Belarusian President Alexander Lukashenko has held an unexpected meeting with political opponents in the jail where they are currently detained.
State media reported that the president called the meeting to discuss constitutional reform with the opponents he had jailed.
Opposition figures said the meeting was a sign of weakness on his part.
Mr Lukashenko claimed a landslide win in August elections widely seen as fraudulent, sparking mass protests.
A violent crackdown on unrest in the days following the disputed poll saw thousands of people detained, and hundreds beaten by police. The EU and the US have refused to recognise Mr Lukashenko’s new term.
The president’s press office said participants had agreed to keep the four-and-a-half-hour conversation “secret”.
However, a photo posted by the press service shows Mr Lukashenko sitting at a table with 11 political figures, all of whom look pale and unsmiling.
Among them is Viktor Babaryko, a banker who was initially seen as Mr Lukashenko’s strongest rival in the election, but was barred from running and jailed in July.

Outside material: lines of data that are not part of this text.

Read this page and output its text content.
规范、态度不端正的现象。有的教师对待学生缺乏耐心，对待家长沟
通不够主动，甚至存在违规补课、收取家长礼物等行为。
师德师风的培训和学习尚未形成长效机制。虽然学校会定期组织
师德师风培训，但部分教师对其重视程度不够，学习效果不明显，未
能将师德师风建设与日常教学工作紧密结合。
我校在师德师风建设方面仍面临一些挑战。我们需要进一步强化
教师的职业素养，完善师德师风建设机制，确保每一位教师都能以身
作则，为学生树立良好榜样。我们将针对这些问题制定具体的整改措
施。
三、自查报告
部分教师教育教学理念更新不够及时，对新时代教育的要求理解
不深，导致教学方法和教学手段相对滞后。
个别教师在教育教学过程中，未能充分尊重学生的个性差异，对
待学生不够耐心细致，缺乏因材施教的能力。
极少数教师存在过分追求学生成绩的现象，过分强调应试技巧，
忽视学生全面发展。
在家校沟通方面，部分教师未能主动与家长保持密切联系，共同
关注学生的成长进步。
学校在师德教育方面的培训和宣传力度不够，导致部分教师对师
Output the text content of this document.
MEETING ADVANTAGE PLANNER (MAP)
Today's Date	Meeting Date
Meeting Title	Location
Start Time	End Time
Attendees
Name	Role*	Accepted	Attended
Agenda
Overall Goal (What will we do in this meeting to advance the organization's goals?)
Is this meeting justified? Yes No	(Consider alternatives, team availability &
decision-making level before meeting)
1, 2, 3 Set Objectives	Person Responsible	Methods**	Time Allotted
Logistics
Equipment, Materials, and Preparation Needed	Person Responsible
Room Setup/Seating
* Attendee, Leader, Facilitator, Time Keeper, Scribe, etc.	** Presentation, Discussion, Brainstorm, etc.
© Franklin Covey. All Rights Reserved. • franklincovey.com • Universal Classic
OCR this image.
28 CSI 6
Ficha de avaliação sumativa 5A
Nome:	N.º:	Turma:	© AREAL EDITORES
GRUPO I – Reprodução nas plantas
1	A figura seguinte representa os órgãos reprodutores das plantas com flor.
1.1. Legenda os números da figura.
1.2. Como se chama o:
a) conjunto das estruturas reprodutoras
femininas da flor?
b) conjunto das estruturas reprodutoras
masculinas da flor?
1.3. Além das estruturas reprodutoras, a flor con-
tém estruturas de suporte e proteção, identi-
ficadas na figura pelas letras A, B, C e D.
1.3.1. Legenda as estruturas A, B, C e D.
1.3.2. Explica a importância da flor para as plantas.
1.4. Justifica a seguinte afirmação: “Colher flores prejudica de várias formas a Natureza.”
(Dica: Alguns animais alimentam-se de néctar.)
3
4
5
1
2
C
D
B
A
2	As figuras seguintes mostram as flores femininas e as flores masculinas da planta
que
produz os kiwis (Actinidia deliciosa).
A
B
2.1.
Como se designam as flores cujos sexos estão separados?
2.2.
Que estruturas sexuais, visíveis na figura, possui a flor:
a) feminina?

Liliya Vlasova, a lawyer and member of the opposition’s Coordination Council, is also in the photo, as is Vitali Shkliarov, a Belarusian-American strategist who worked on US Senator Bernie Sanders’ presidential campaign.
A short video clip shared by the press service also shows Mr Lukashenko saying to the group: “I am trying to convince not only your supporters but the whole of society that we need to look at thinks more broadly.”
Apparently referring to the ongoing protests, he added: “You can’t rewrite the constitution on the streets.” At the end of the clip the opponents are seen laughing at something, but the sound is muted.
The president’s main rival Svetlana Tikhanovskaya [ pictured below ]- who is currently in exile in Lithuania – later wrote on social media that Mr Lukashenko had “acknowledged the existence of political prisoners whom he used to call criminals”.
But she then added: “You can’t have dialogue in a prison cell.”
Pavel Latushko, a former ambassador to France who joined the Coordination Council and was pressured to leave the country, also posted about the meeting on social media.
He said that by entering a dialogue with those he had put behind bars, Mr Lukashenko had shown weakness.